There has always been a kind of a tension between people who prefer
type-declared languages and those who prefer the opposite. I know I
certainly looked down on those poor FORTRAN and C programmers as I
built beautiful things in Lisp. How could they not see what they were
missing?
Hard numbers are hard to come by for comparing languages, but I feel
confident in claiming that I could write the "same" program in Lisp
twice as fast as anyone else could write it in C.
Unfortunately, my comparisions are not entirely valid. Or at least
they don't depend exclusively on the language itself. One factor that
grows in importance as the program grows in size is garbage
collection. Keeping track of memory usage is a major issue in C that
doesn't exist in Lisp. That alone gives me my factor of two in many
programs.
A second factor is the programming environment. Lisp had first class
IDEs from the very early days. InterLisp (ca 1975), then the MIT Lisp
machines, and finally Sun's SPE (my contribution) were so superior to
the dross that was available for C, that there was no comparision. The
modern Java IDEs are only slightly better than what we had in 1980.
A significant part of the value of the Lisp IDEs was the command line
read/eval loop. It was really easy to try out bits of code without
having to write a full test harness. (Some folks refer to this as
being a "command line interpreter", but there's nothing that says it
has to be interpreted.)
Good error messages and simple tracing are other things that Lisp had
and C lacked. I don't think there's any question that a stack trace is
way more useful than a "SEGV".
So these are things that are not part of the language and ought not be
included in this discussion, other than to suggest that language X
would be easier to write in if only it these. [In my debugger, I
actually wrote a simple read/eval loop for Java.]
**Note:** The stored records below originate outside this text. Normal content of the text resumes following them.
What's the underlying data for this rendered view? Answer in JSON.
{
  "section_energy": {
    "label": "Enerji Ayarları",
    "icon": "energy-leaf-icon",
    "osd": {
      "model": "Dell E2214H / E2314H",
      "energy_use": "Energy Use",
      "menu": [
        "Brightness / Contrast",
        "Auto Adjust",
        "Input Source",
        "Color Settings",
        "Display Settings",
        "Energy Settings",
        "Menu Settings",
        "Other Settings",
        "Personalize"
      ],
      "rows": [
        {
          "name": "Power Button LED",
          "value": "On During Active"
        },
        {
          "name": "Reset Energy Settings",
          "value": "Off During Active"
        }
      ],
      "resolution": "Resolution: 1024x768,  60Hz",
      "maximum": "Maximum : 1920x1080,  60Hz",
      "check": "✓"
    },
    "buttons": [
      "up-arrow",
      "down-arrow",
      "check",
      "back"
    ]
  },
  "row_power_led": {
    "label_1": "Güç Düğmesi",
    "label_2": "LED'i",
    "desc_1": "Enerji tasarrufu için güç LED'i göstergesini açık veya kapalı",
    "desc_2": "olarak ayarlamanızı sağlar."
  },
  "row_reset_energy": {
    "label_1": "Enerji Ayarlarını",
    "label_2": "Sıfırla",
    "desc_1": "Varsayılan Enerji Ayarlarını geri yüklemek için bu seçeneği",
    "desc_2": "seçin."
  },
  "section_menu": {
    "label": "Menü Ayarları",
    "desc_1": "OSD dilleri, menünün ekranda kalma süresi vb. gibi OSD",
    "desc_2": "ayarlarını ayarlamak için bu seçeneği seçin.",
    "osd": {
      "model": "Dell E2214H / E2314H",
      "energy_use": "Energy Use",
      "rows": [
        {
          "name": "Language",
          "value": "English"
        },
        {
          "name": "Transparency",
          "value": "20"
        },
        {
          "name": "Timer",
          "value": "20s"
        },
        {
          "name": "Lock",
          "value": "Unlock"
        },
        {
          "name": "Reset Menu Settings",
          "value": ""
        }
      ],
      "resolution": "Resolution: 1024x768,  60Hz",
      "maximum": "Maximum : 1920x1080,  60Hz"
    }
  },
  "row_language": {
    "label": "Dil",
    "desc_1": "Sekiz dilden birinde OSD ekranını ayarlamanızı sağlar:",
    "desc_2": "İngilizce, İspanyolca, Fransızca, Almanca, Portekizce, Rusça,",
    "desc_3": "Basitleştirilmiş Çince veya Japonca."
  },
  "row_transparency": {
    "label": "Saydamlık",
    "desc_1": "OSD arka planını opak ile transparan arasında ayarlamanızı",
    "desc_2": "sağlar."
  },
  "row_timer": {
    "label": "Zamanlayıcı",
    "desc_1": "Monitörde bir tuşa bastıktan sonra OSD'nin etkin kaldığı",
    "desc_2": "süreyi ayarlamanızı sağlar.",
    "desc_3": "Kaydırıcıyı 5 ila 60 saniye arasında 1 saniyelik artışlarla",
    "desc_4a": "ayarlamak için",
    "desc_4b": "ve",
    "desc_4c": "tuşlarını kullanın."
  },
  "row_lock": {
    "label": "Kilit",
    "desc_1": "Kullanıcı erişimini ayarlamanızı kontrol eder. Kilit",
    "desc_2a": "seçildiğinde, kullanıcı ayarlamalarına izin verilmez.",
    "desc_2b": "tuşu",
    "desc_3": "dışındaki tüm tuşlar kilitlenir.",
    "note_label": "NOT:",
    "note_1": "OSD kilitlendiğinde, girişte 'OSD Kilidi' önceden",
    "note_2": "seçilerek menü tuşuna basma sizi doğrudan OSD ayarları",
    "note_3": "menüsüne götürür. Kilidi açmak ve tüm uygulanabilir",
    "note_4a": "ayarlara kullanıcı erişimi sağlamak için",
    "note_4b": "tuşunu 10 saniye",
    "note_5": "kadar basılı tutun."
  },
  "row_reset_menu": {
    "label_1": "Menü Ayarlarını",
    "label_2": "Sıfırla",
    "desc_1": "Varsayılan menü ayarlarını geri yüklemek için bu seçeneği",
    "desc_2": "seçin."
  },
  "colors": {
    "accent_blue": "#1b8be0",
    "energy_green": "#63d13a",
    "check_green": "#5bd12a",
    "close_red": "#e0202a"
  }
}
Now to the question: Are type declarations good features? Or are they
anti-features?
Python is, to a huge degree, Java without declarations. They are so
close in semantics that we (at the Broad) routinely mix the two and
translating from Java to Python is straight forward. I feel that
comparing these two is the best we can do for the purposes of our
discussion.
So, is it easier to write programs in Java or in Python?
For very small tasks, I believe Python gets the nod, no questions
asked. A large portion of that advantage is the read/eval loop which
most Java IDEs lack. I sure love being able to run a method directly
without messing around writing a main() and all that.
As the amount of code increases, this changes. When I start using code
packages that other people wrote, I become very concerned about making
sure I know what types of object a method wants, and what types it
returns. And that is exactly what a type declaration gives me. It
tells me, the programmer, what types may be passed to a method and it
even enforces that restriction.
For the cost of typing in a declaration, I am guaranteed that a host
of potential bugs cannot occur. I like cheap bug-checking. That means
that I can concentrate on what my program is supposed to do, not the
details of how its syntax.
Indeed, I find that the best-written Python code has type declarations
in it! Admittedly these declarations come as comments and they aren't
enforced by a compiler, but they do make the code a lot easier to use.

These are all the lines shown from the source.